Like many people, I found the densely written chapters of Herman Melville's book difficult to read. I was defeated by its size and scale, by its ambition. It was as incomprehensible as the whale itself...After my first visit to New England, I looked at it again; just as I was ready to see whales, I was ready to read Moby-Dick.
You do have to be ready but once you are it is an extraordinary book, its characteristically compendious and erratic nature described by Hoare as 'like a nineteenth century search engine'. By examining the themes of that book along with the personal history of its author Hoare's own book acts as a kind of reader to run alongside the classic text, finding informed ways to illuminate its inception, development and impact. Throughout the book the scale is massive, the import huge, quotations from the bible resonate, the focus on Melville's friendship with Nathaniel Hawthorne shines a light on even the dedication on the book's opening page.
That scale is due to the animal itself of course and firmly part of its fascination. Hoare takes the time to look at several species and in this generously illustrated book manages to cram in impressive amounts of natural history. It's filled with the kind of tidbits that you can't help but share with others: That impressive head filled with precious oil could for instance be the source of the whale's sonar ability allowing it not only to 'see' it's prey but almost to scan it, even detecting pregnancy for example, or there's the Christmas gift that JFK never received: a whale's tooth that Jackie had had engraved with the presidential seal, laid with his body in the coffin on the day before his funeral - 'the king of Camelot interred with a talisman of a heroic age'.

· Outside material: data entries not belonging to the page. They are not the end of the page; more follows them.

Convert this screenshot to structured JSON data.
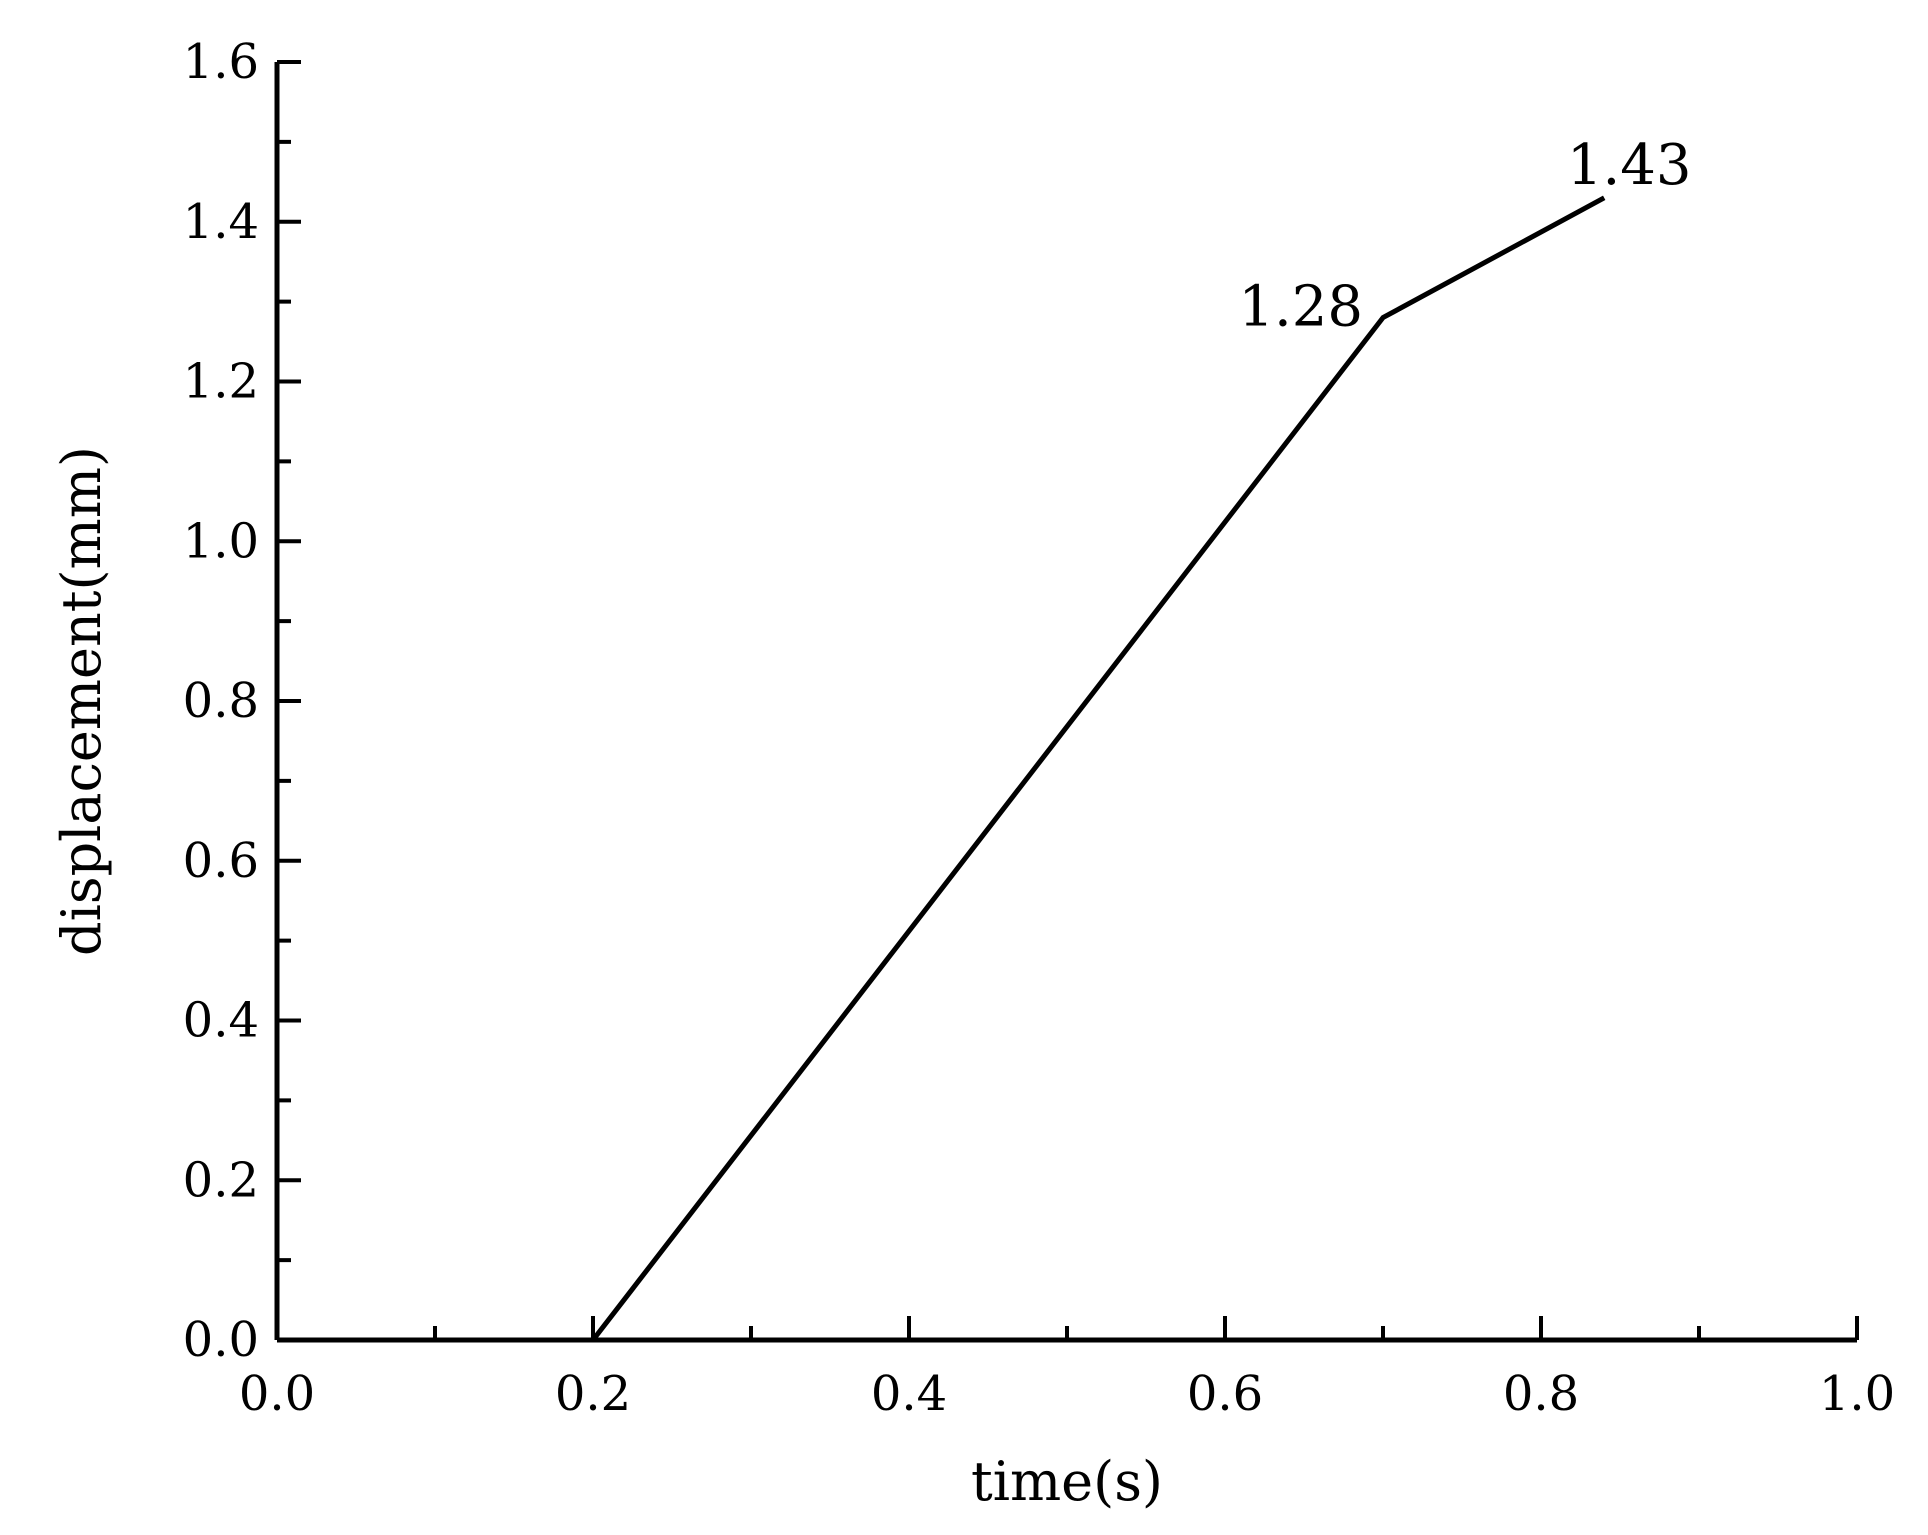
{
  "chart_data": {
    "type": "line",
    "title": "",
    "xlabel": "time(s)",
    "ylabel": "displacement(mm)",
    "xlim": [
      0.0,
      1.0
    ],
    "ylim": [
      0.0,
      1.6
    ],
    "x_ticks": [
      "0.0",
      "0.2",
      "0.4",
      "0.6",
      "0.8",
      "1.0"
    ],
    "y_ticks": [
      "0.0",
      "0.2",
      "0.4",
      "0.6",
      "0.8",
      "1.0",
      "1.2",
      "1.4",
      "1.6"
    ],
    "grid": false,
    "legend": "none",
    "series": [
      {
        "x": [
          0.2,
          0.7,
          0.84
        ],
        "y": [
          0.0,
          1.28,
          1.43
        ],
        "color": "#000000"
      }
    ],
    "annotations": [
      {
        "text": "1.28",
        "x": 0.7,
        "y": 1.28
      },
      {
        "text": "1.43",
        "x": 0.84,
        "y": 1.43
      }
    ]
  }
}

Here was an animal close to me as a living creature - one that shared my heart and lungs, my mammalian qualities - but which at the same time was possessed of a supernatural physicality. Whales are visible markers of the ocean life we cannot see...yet they are entirely mutable, dreamlike because they exist in another world, because they look like we feel as we float in our dreams.
That description of a whale could only have come from a man living in the modern age for through his examination of whaling and its history Hoare shows how perceptions of these giants have changed, the Sperm whale in particular has gone from being a fearful foe to a placid, gentle giant of the seas. 'The distance between these two notions is the distance between myth and reality, between legend and science, between human history and natural history.' There is still so much unknown about these creatures but our knowledge at its most advanced stage tells us that the potential lifespans for these giants could well be into double centuries and beyond, the important word there being potential given the reality of continued whaling under the guise of research, in spite of the threat of extinction. But there is no soapboxing or activism, just the relaying of facts imbued with a clear love and admiration for animals which we have only just begun to understand.
That word fascination keeps popping up again and again in my mind. Whether it's the evocative description of the approach to that 'cathedral of science', the Natural History Museum, a building which manages to thrill just as much as an adult as it ever did when a child, or the magical closing chapter when Hoare returns to a more personal perspective, conquering that childhood fear to share the water with those giants we have come to know so much more about, an emotional climax to a thrilling journey. I couldn't begin to do justice to such a definitive book in a short review but only hope that for anyone tempted to make that journey I may have pushed you a little closer to the water. The writing is skilfull, the knowledge impressive, but underneath all of that what makes it live is the heart beating within.